Ermenistan'da yapılacak seçimlerin hatırlatılması üzerine Çavuşoğlu, "Umarım bugün Ermenistan'da gerçekleştirilmekte olan seçimler tabi bu Ermenistan halkının kendi tercihi, ama seçim sonuçları, seçimden sonra gelecek yönetim daha önceki hatalardan ders alarak, bölgenin istikrarının ve barışının tek yolunun komşularla iyi geçinmek olduğunu, komşuların topraklarına göz dikmek yerine komşularla iyi geçinmek olduğunu anlarlar. Çünkü savaştan sonra Azerbaycan'ın kendi öz topraklarını geri almasından sonra hem Türkiye'de hem Azerbaycan'da bölgenin istikrarı için ve bölgenin barışı için adım atma kararlılığı var. Bunu cumhurbaşkanlarımızın açıklamalarında her zaman görüyoruz, tüm dünya da görüyor. Birçok önemli projelerin hayata geçirilmesi imkanı var. Bu yaklaşımlardan en çok istifade edecek olan da Ermenistan. Neden? Ermenistan geçmişteki hatalı politikaları yüzünden kendini izole ettiği için, bu konularda diğer Güney Kafkasya ülkelerine göre geride kalmış bir ülke. Ama kendi kabahati, bizim değil. Bundan istifade edeceğine göre artık husumeti bir kenara bırakıp, komşularıyla iyi geçinmek için neler yapabileceğini düşünmesi lazım. Bu anlayış olursa aşamalı olarak ilişkilerimizi düzenleştiririz, Azerbaycan'la karar veririz bu konularda. Yine sınırları açabiliriz, birçok kara yolu, demir yolu projesi var, bunların amacı, sınırları da açmak. Ticaret artar, yatırılar artar, imkanlar var. Türkiye Azerbaycan ilişkilerini elbette bu barış ortamında daha da katkı sağlar ama bizim zaten ilişkilerimiz müstesna bir ilişki, iki devlet, bir millet.
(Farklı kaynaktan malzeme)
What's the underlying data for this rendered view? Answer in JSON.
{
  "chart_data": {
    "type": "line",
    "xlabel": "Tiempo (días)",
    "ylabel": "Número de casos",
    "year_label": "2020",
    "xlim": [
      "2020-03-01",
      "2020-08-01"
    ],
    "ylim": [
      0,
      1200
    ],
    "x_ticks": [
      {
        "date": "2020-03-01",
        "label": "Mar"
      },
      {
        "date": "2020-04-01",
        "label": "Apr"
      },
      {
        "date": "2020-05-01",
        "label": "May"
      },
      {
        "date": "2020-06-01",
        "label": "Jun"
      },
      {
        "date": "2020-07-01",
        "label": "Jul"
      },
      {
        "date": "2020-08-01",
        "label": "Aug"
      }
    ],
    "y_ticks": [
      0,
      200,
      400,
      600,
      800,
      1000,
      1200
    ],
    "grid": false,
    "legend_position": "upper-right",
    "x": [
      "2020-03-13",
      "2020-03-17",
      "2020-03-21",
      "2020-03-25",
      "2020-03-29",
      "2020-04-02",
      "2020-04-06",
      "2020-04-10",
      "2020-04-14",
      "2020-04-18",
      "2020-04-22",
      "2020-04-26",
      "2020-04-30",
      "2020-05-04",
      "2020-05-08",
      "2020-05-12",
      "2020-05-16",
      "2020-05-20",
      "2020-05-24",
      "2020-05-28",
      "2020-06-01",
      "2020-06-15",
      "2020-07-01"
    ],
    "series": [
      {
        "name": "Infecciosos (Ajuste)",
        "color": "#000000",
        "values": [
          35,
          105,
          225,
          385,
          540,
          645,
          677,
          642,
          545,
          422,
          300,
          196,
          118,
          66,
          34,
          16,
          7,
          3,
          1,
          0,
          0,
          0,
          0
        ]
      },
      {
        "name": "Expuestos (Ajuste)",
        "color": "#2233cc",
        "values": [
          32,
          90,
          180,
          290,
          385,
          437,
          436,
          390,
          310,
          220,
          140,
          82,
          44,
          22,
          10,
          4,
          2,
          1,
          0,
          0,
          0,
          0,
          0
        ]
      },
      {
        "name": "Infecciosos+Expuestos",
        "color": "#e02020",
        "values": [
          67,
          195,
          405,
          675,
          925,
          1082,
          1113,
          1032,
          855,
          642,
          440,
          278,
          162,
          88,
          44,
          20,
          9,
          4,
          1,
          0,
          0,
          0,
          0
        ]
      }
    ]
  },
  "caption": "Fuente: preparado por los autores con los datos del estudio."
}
O nedenle biz her şartta ilişkilerimizi geliştirmek için çalışıyoruz. Bu Suça bildirisi de Türkiye ile Azerbaycan arasındaki ilişkilerin ittifaklık düzeyine çıktığı bir belgedir. iki lider tarafından imzalanan belge, birçok şeyi kapsıyor. Özellikle Suşa'da imzalanması da ayrı bir anlam ifade ediyor. Suşa'da bir başkonsolosluk açma konusunda liderlerimiz karar aldı, Dışişleri Bakanlığı olarak bize düşen görev de en kısa zamanda resmi işlemler tamamlandıktan sonra Suşa'da başkonsolosluğumuz açmak, başkonsolosumuzu ve çalışma arkadaşlarımızı oraya göndermek, orada Azerbaycan bayrağı ile beraber Türk bayrağı da dalgalanmış olacak inşallah" diye konuştu.